To bulk test all my new structured data, I tried to "dog food" the Structured Data API and hacked together a script to iterate all the JSON-LD references after hugo build...
grep -lsnr '<script type="application/ld+json">' . \
| sort \
| xargs -P8 -I{} -- bash -c 'dovalidate "{}"'
And then sent it to the endpoint and print any messages, if they show up, for manual review...
curl --fail -sS -o- \
'https://api.namedgraph.com/toolkit.v0/structuredData.process' \
--header "Authorization: Bearer ${NG_API_TOKEN}" \
--form sourceFile=@"${file}" \
--form experimental=web.googlesearch.validator=true \
| jq -r --arg file "${file}" '
"\($file)\n\([
.. | .messages? | select(.)[]
] | map("+++ \(.info.severity) [\(.info.title)] \(.info.message)")[]
)"
'
It found a typo that I was able to fix (Google silently autocorrects these), but otherwise no surprises.

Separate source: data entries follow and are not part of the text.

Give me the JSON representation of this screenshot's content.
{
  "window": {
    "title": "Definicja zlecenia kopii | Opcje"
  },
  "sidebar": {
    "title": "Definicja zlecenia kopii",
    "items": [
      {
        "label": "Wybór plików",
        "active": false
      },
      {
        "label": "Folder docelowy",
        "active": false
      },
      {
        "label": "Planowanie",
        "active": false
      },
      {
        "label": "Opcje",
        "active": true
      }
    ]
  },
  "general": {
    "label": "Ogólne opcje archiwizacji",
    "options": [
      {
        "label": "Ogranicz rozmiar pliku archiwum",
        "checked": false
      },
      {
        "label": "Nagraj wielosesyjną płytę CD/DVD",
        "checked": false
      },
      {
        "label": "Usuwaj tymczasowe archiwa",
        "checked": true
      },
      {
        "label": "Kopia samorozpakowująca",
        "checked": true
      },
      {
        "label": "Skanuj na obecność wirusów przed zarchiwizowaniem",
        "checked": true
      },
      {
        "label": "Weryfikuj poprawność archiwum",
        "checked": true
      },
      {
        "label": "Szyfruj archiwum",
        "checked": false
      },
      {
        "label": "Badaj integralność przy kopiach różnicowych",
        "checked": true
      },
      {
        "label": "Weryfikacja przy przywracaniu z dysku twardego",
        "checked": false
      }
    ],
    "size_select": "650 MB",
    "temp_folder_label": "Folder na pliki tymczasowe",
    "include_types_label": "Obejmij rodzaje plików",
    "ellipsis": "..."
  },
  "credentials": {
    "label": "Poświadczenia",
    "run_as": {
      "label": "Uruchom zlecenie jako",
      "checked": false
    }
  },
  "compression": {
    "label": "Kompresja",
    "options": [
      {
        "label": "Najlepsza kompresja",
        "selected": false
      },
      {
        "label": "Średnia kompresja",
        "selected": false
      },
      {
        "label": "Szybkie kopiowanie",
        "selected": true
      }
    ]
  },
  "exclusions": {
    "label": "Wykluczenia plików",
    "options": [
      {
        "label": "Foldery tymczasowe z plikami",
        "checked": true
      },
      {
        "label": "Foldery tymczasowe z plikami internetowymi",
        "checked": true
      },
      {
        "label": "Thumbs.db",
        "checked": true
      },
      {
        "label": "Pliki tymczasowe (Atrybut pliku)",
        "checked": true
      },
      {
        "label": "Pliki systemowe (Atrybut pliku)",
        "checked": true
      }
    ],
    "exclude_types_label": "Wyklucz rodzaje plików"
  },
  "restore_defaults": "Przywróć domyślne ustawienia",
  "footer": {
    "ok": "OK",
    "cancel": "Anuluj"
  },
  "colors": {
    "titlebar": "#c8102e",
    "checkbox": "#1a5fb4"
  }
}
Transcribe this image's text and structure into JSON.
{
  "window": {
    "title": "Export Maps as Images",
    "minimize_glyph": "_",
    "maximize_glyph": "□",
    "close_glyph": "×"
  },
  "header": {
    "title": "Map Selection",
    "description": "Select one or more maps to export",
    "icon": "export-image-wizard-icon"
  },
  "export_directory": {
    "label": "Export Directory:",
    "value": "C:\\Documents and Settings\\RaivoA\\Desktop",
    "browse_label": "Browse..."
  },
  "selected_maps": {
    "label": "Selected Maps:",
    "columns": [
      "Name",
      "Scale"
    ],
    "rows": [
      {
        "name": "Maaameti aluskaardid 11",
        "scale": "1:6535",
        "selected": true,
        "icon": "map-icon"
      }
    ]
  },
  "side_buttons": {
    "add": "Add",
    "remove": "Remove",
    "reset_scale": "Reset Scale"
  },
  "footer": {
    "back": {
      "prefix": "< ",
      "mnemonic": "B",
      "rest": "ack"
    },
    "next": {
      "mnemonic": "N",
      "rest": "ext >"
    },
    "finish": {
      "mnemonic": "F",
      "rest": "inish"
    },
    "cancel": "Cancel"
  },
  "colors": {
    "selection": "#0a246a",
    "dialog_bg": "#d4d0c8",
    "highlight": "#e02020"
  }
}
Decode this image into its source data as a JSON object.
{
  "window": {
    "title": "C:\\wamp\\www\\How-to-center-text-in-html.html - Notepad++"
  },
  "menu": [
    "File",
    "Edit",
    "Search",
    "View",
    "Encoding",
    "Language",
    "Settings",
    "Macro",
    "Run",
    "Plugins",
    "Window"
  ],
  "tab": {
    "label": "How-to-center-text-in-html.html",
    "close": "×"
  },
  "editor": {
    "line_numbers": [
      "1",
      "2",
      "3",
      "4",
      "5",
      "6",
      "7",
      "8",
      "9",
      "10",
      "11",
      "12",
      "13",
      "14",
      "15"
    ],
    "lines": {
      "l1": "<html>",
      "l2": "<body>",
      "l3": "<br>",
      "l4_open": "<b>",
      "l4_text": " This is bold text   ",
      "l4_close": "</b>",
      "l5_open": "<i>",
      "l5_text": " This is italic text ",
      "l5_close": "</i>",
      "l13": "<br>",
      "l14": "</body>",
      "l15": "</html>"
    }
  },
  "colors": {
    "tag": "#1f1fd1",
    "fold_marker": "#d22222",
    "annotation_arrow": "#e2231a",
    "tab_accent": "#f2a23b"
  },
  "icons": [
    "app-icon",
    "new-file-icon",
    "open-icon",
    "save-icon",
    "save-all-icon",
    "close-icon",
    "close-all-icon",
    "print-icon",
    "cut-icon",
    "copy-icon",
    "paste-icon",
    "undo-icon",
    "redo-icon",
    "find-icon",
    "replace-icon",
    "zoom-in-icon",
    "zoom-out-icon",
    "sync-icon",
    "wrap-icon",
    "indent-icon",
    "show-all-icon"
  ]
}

./entries/minikube-and-bridged-networking-20200411/index.html
+++ ERROR [Unknown Property] The "datePUblished" term is not a known schema.org/Property.
...
I committed audit-structured-data.sh script to manually use later in case I make further changes to the structured data templates.
Monitor Results
Once published, Google Bot and other crawlers will take some time to discover the new structured data. The Search Console offers basic insights through their "Enhancements" and "Core Web Vitals" reports.
Of course, whether or not any structured data actually makes a difference to search results and rankings is ultimately up to the search engines.